= Marathon IV: Road Rogue =

Marathon IV: Road Rogue was an eight-day experimental music performance by Minneapolis musician and composer Mark Mallman. The project consisted of a continuous, 180-plus hour mobile webcast from the back of a van as it traveled from New York City to Los Angeles. The vehicle was equipped with technology that translated brain waves and heart rhythms into electronic music, allowing the artist to continue performing while he was sleeping.

==Origins==
Mark Mallman is a Minneapolis piano-based rock musician known for pushing creative and physical limits on stage. Among his most notable performances are a series of “Marathon” events. In 1999, he penned and performed a 26.2 hour song titled “Marathon” at St. Paul's Turf Club. Five years later he doubled the feat with a 52.4 hour “Marathon 2” performance. And in October 2010 he completed “Marathon 3,” a 78.6-hour song that stretched across four days.

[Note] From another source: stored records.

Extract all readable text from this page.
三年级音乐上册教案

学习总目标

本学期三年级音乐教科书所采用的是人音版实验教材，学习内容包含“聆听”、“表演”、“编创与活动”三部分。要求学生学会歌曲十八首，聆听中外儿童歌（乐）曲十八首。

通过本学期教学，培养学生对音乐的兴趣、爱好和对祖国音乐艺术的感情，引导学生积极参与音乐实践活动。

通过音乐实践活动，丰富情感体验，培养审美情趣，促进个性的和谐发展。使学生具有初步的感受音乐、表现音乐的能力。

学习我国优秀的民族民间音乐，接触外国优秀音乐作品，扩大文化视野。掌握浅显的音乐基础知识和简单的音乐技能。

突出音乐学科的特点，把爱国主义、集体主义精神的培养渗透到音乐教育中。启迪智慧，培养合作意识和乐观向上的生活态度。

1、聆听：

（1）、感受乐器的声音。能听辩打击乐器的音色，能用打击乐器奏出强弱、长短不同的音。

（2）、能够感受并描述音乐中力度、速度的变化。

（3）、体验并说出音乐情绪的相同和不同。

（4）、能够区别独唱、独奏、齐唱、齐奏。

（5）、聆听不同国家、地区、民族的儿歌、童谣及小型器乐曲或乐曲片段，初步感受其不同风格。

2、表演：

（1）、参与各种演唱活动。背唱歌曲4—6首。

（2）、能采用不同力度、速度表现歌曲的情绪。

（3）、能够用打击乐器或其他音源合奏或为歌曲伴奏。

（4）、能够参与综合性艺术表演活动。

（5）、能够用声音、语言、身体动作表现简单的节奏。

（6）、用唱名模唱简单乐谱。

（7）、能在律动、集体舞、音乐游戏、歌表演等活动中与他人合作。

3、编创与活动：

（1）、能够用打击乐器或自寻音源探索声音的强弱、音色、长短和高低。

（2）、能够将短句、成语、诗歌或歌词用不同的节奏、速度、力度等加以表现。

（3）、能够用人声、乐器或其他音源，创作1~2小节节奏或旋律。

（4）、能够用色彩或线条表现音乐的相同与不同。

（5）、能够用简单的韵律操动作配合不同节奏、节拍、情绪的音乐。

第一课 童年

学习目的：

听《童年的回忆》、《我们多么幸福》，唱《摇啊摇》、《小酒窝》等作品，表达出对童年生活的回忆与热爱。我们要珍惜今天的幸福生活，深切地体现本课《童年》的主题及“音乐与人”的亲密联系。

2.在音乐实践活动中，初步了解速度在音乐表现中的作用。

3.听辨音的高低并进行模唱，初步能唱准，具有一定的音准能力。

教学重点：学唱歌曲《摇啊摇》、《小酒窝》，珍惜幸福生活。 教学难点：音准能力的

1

The “Marathon 4” concept emerged from conversations with Stuart DeVaan, a musician and technologist whose company Implex had provided live video streaming services for Marathon 3. DeVaan designed and built the rolling performance space inside a 1992 Vandura conversion van, complete with cameras, mixers, laptops, antennas and a data center to deliver. The duo also partnered with video producer Hamil Griffin-Cassidy and musician Gus Watkins.

==Performance==
The performance began Sept. 15, 2012, in New York City and concluded eight days later in Los Angeles following stops in Pittsburgh, Detroit, Chicago, Omaha, Denver and Las Vegas. The song featured few vocals and consisted of a largely ambient soundscape. “Sometimes I’m making up lyrics and music and playing live. And then sometimes the machine makes its own music based on instructions.” From sunrise to sunset the musicians performed using conventional electronic music instruments, including electric guitar, a Yamaha keytar, iPad apps, a hacked NES cartridge and other gadgets. After dark it transitioned to a sleep-mode soundscape generated from the artist's own biorhythms.

==Technology==
As the sun set, the musician hooked himself up to a Polar heart-rate monitor and a Mattel Mindflex headset, both of which fed into a laptop through an Arduino-based microcontroller kit. Ableton Live sequencing software translated the signals into MIDI messages. One MIDI channel set the song's tempo based on the heart-rate monitor. Meanwhile, a homebrew program called BioWave turned the brain output into an additional 10 MIDI signals to produce “ambient, chordal soundscapes.” The software was developed by a University of Georgia student.

During the day, the artist channeled brain waves through a program called Mind Synth using a different neuroheadset called the Emotiv Epoc, sometimes used to control wheelchairs. The van was also equipped with five video cameras, mixers, analog-to-digital converters, and a data center containing a video encoding system and two-carrier cellular data system with outboard antennas.

==Objective==
Mallman wanted to build on his 78.6 hour “Marathon 3” performance but believed he was reaching the limit of what could be accomplished in a conventional performance and venue. “I had to abandon my body at a certain point, because it was just holding me back.” Initially he drew plans for a machine that would move his arms up and down mechanically before moving on to focus on generating sounds from his body's involuntary systems. “For me, it’s about exploring the back of the mind in music.”

The artist also sought to abandon the traditional concept of what a venue is. There was no in-person audience beyond the musicians and technicians inside the van, though the performance was broadcast live on the artist's website, MarkMallman.com.